SCABs

SCA is a McDonald’s Ball Pit. By @Benedicttatham

Benedict Tatham

By Benedict Tatham

 

SCA is a McDonald’s Ball Pit.

 

Our whole lives we’ve been living within a structure with a working system.

From kindergarten, to pre-prep, senior school, University (maybe) and now SCA, systems have been in place to guide us through each door towards adulthood.

These structures are incredibly important. We need guide lines.

Stepping outside of them can be disorientating. You start to loose direction, confidence and motivation.

The really difficult thing about SCA though is that although the structures and systems are in place, we are challenged with coming up with our own formula in order for it to actually work.

At school or university you could sit back and pay little attention in class. 

You could pick up the text book at the end of the term, put a few facts into your short term memory and with a bit of luck, come out with some good grades.

Imagine if you tried to do that before portfolio day? It just wouldn’t work, it would be crap. 

We’ve heard of people putting together portfolios in a week, but only because they’ve worked hard throughout the year to find the formula to do so.

Once you’ve found your formula you can fly.

We are 35/36 whatever it is now, and we’re all desperate to find our own formula. 

In fact we’re all going completely bananas in pyjamas trying to find it.

Occasionally, with a few small wins here and there against a barrage of failures, we think we’ve cracked it. But then it’s gone again.

This is why SCA is the hardest thing I’ve ever done. We’re in a constant state of limbo. Caught between what we think we know and what we actually know. 

Up and down up and down up and down. 

On the surface SCA is giving you everything you could possibly need.
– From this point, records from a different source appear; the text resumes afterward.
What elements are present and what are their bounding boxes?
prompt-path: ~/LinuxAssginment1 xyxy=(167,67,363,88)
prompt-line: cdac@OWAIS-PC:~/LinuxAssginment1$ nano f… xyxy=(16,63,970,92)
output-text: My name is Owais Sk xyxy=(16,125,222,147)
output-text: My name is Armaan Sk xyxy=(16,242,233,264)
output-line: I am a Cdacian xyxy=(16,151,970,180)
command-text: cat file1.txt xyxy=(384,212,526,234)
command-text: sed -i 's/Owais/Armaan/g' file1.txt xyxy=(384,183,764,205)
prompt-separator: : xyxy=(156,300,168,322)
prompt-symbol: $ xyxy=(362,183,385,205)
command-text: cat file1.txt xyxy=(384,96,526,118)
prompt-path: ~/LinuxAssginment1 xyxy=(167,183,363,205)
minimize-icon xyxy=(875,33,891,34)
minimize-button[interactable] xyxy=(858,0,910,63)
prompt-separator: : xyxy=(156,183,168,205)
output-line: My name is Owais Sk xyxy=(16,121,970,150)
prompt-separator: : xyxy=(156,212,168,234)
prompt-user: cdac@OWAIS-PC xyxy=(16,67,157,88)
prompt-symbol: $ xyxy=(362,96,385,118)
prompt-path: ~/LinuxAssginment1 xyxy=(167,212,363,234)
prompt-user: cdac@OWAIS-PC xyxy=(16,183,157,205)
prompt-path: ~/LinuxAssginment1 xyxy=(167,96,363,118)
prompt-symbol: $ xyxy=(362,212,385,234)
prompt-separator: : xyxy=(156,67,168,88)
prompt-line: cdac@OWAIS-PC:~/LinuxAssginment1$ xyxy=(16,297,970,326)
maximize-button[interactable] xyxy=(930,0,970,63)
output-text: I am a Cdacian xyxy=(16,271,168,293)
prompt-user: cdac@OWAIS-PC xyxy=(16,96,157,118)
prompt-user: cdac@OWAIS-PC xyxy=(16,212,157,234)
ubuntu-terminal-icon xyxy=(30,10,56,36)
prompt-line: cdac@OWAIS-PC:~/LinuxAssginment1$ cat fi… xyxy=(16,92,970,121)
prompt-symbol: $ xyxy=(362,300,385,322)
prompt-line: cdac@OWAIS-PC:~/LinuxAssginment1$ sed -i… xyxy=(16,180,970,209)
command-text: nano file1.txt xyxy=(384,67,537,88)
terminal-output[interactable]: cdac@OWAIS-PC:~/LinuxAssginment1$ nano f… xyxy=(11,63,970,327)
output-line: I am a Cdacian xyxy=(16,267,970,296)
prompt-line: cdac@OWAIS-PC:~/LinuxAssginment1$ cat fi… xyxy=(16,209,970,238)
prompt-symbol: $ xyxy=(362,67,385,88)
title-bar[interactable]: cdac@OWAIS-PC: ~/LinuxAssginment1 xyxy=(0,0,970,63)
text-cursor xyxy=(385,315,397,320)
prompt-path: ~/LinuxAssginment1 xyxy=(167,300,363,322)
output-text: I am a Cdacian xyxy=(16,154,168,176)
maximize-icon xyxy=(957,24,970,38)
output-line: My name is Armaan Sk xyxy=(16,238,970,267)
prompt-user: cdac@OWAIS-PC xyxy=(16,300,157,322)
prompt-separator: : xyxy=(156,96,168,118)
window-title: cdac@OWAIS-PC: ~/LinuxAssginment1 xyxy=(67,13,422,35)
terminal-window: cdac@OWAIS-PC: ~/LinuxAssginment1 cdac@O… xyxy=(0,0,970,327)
But actually the most crucial tool to success is what is untaught and perhaps unteachable: your own formula. 

I think of SCA to be like being in a ball pit. You know the ones you used to get in McDonald’s as a kid? 

Playing on a cushioned sea of colourful balls, the possibilities seem endless.

But sink beneath the surface (or get pushed under by someone you’ve never met) and you find yourself struggling under it’s weight, disorientated, and helplessly trying to grip onto anything that will bring you back up to that fun and joyous place.

That’s when you need a formula. Mine was to find a stray leg, or foot, anyone would do, to scale myself back to the surface. 

But at SCA I haven’t found that sturdy leg on which I can rely for when play turns nasty. 

But I will keep searching my friends, I will keep searching.